For Luke and me, pursuing fitness as a couple was a process of getting to know ourselves and each other. We weren’t always into health and fitness. But my junior year of college, I started getting into fitness and doing Insanity, an intense, at-home workout. It wasn’t until after Luke and I moved in together after graduation that he started joining me every once in a while. Turns out, he loathed the extreme exhaustion from the Insanity workouts. He joined Snap Fitness, but I was reluctant to join. I preferred the at-home workout that didn’t require equipment. So I switched to doing Body Beast, another at-home workout, part of the time, and bringing what I learned to the gym with Luke. Slowly, we started incorporating our workout routines together. We became workout buddies. The company and inspiration motivated us to give it 100% each day. We could also experiment with different workout methods to figure out what was most effective and teach them to each other.

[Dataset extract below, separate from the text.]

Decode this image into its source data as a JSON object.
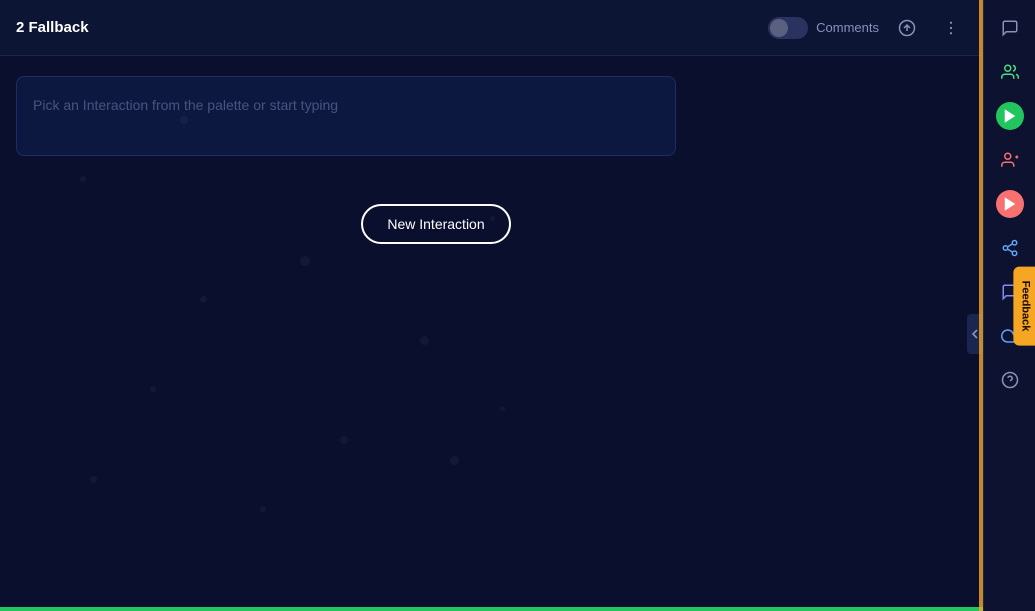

Getting into fitness led us down the path of cleaning up our diets. I’m definitely more passionate about the dietary side of health than Luke, but he is willing to learn new things about health with me. I love learning about the science behind how food interacts with our bodies. On my commutes to work, I listen to the Sigma Nutrition and Performance podcasts. Although Luke is not always as excited about health as I am, he consistently listens and appreciates my enthusiasm when I learn something new.
Fitness has helped Luke and me create a shared passion. We work in separate industries, which makes it hard to find things in common when talking about work. Health gives a shared interest that we both enjoy and in which we thrive. The process of becoming healthier together has had a hugely positive impact on our relationship. It helps that we’ve seen firsthand the negative impact that one spouse with divided health habits can have on a relationship. Staying excited about health is difficult when your spouse has no interest in coming alongside you, so I’m so grateful that we share this motivation now.
Luke and I enjoy many aspects of fitness, but the end result is our favorite. Any time I’m having a bad day, simply working out can completely turn it around. I find the effect fascinating, almost magical. Our workouts are driven by performance. We love to challenge ourselves and each other to continually improve our performance from the previous workout. We love the sense of accomplishment it gives us when we increase our rep count or weight and celebrate each other’s successes. We also love that, with lifting, we don’t get sweaty and completely drained like we would with an Insanity Workout.
Right now, Luke and I are the fittest we’ve ever been. The strength we’ve gained has brought endless health benefits. We’re able to accomplish more now, and we know that it will help us down the road as we age. Choosing dedication to workouts together has changed our daily lives in many ways. We find ourselves choosing hobbies where we can be active. We commit to walking the dog together every night, even in the winter. It also changes little things, like planning vacations around the availability of hiking trails. Working out has shaped our food choices to be more focused on performance, because we realize that we need to fuel our bodies with the best quality food in order to continue to perform well.
Luke and I are passionate about maintaining this lifestyle to pass on to our kids and set them up for success in a society that offers so many unhealthy decisions. I love encouraging other couples to choose healthy routines in their lives too. Here are a few tips for couples who want to pursue fitness together:
- Find something to do together that you both enjoy. This can be lifting weights, playing a sport, or experimenting with new, healthy recipes ( we love Elana’s Pantry Cook Book.)
- Make working out a priority in your lives. Agree on workout schedules and stick to them. This is a challenge when life gets crazy, but you’ll discover that it’s worth it.
- Support each other any way you can, and celebrate the small victories to help fuel each other’s passions. Continue to challenge yourself and each other. Push yourself and try new things to keep working out interesting. Boring workouts eventually burn you out.
- Don’t be afraid to ask your spouse for help. Your husband is a built-in health accountability partner. I’ve found that this is incredibly helpful when it comes to social events. When I attend parties, I tend to binge-eat salty snacks. Luke is there to discretely warn me when I start doing this and remind me of my health goals. A simple reminder works miracles. For me, this is the definition of a supportive relationship.
- Never judge your partner. This is destructive to both the relationship and the workout, because it teaches someone to expect judgment every time they workout or have something unhealthy to eat. Remember, fitness isn’t about perfection. It’s about the process of becoming a stronger, healthier person.